Could I talk to her about things? Sometimes. She held me when I broke down during Colby and I’s separation. A few times. She listened to me when I needed a sentimental ear. Talked me out of my suicidal thoughts. Helped me with my kids. Listened as I plead my case for taking him back. And she accepted him back with open arms.
Yet our relationship never seemed to recover from my teen years.
I assure you I was never the bad kid. To this day, I am not a rule breaker. Not a liar. Stay out of trouble and the thought of doing something wrong sends me into a panic.
It just seems that those years were the toughest for us to get through for reasons beyond both my mom and I. She simply took it out on me.
I get it. I’ve always feared I did the same with my oldest daughter. But, I also used what I experienced to form better relationships with my children.
With Chey now married and pregnant with our first grandchild, I can easily say we have a great relationship. Do we butt heads every now and then? Of course! We are so much alike it’s bound to happen.
But, I’ve learned the importance of an apology.
I know the value of a good conversation. My kids don’t get grounded; they get lectured and, to them, it’s worse.
I leave emotions out of disagreements. I believe in facts and don’t like to talk about feelings until temperaments calm down. I hate fighting and yelling and like to avoid conflict as much as possible.
I listen to my children and allow them to have a voice in our family unit. I want them to feel wanted, needed, and, most importantly, loved.
And that’s probably the biggest thing: unconditional love.
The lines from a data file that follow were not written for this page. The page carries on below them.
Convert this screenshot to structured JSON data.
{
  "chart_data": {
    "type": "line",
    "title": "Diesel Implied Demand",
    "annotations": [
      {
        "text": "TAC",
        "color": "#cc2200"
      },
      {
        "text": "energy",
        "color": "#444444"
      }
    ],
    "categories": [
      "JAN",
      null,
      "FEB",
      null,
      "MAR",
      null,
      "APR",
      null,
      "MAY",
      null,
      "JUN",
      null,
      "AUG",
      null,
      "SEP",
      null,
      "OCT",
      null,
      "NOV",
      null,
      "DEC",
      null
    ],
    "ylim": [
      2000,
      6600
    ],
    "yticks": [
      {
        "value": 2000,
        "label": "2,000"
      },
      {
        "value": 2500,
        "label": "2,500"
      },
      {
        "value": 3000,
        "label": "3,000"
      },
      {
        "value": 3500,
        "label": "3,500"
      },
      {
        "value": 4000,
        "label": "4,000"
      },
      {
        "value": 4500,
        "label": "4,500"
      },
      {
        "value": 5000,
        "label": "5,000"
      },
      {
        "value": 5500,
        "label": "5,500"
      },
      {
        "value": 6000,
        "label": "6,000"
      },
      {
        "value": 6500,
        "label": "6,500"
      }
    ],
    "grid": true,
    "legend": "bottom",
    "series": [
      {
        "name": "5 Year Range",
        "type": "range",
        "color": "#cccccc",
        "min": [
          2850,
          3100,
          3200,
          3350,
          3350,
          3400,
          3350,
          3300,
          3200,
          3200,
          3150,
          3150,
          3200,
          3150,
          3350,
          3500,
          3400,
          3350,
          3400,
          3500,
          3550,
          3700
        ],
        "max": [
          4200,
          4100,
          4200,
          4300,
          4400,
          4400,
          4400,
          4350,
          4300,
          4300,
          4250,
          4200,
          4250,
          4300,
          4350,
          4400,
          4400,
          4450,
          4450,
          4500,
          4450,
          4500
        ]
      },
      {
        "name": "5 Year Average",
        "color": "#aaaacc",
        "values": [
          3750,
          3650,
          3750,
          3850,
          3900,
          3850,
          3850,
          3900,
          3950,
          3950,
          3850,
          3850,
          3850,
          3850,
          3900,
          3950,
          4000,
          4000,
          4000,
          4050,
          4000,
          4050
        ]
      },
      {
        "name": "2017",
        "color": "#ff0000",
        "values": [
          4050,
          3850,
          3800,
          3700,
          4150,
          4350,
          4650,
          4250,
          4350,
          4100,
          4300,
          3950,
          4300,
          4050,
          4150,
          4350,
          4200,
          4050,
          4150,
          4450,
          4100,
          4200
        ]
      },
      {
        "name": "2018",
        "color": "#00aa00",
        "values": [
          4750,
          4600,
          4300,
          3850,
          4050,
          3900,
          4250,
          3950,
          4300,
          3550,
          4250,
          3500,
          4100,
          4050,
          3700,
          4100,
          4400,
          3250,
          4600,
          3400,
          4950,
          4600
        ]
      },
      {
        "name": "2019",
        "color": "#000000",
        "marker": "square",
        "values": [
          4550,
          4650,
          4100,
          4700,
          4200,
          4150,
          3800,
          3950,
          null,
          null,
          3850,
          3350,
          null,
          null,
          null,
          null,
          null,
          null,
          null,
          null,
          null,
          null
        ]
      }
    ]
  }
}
We don’t put conditions on the things our kids have to do in order for us to love them. We kiss them goodnight each evening and always say, “I love you.”
Living our love out loud, whether between Colby and I or the kids and I, is absolutely paramount. We hug, we talk, and we love freely every day. Love was never expressed in our home growing up.
I use to wonder how I might be different if I could get past all the hurt. If I could push the past deep enough down that I could release the pain and move on. But, I never imagined doing any of that without my mom.
Our parents are supposed to be invincible just like superheros, right? At least as kids that how we often feel. Learning that isn’t the case is heartbreaking.
Knowing I didn’t have the time I thought I did, I can only hope perhaps my mom felt different? That we made enough effort together to make amends—and I missed it but she didn’t.
As a mom myself, I realize that could be the case.
Or maybe it’s wishful thinking that somewhere out there my mom was pleased with us. With me.
In the days and weeks after her passing, when I laid down to try to sleep each night, I could feel a soft hand slip softly into mine. I knew it had to be my mom comforting me, but I still withdrew it.
Touch wasn’t a form of communication used between she and I. It was foreign to me.
One night, as Colby went to the bathroom, I felt the blanket beside me pull back and someone sat down with a hand on my back. It wasn’t Colby. Again, I was sure it was my Mom.
I felt her presence in my bedroom at night for most of this first year. Because of it, we’ve been sleeping with a dim light on.
But, in recent weeks I haven’t felt it as much. Maybe it’s because I get it now. My mom understood. She loved me and I loved her. Even if I wasn’t sure, she knew. I’m hoping that was the case.
One thing I know for sure, you aren’t guaranteed tomorrow. Tell those you love how you feel about them today. Don’t leave you or them wondering.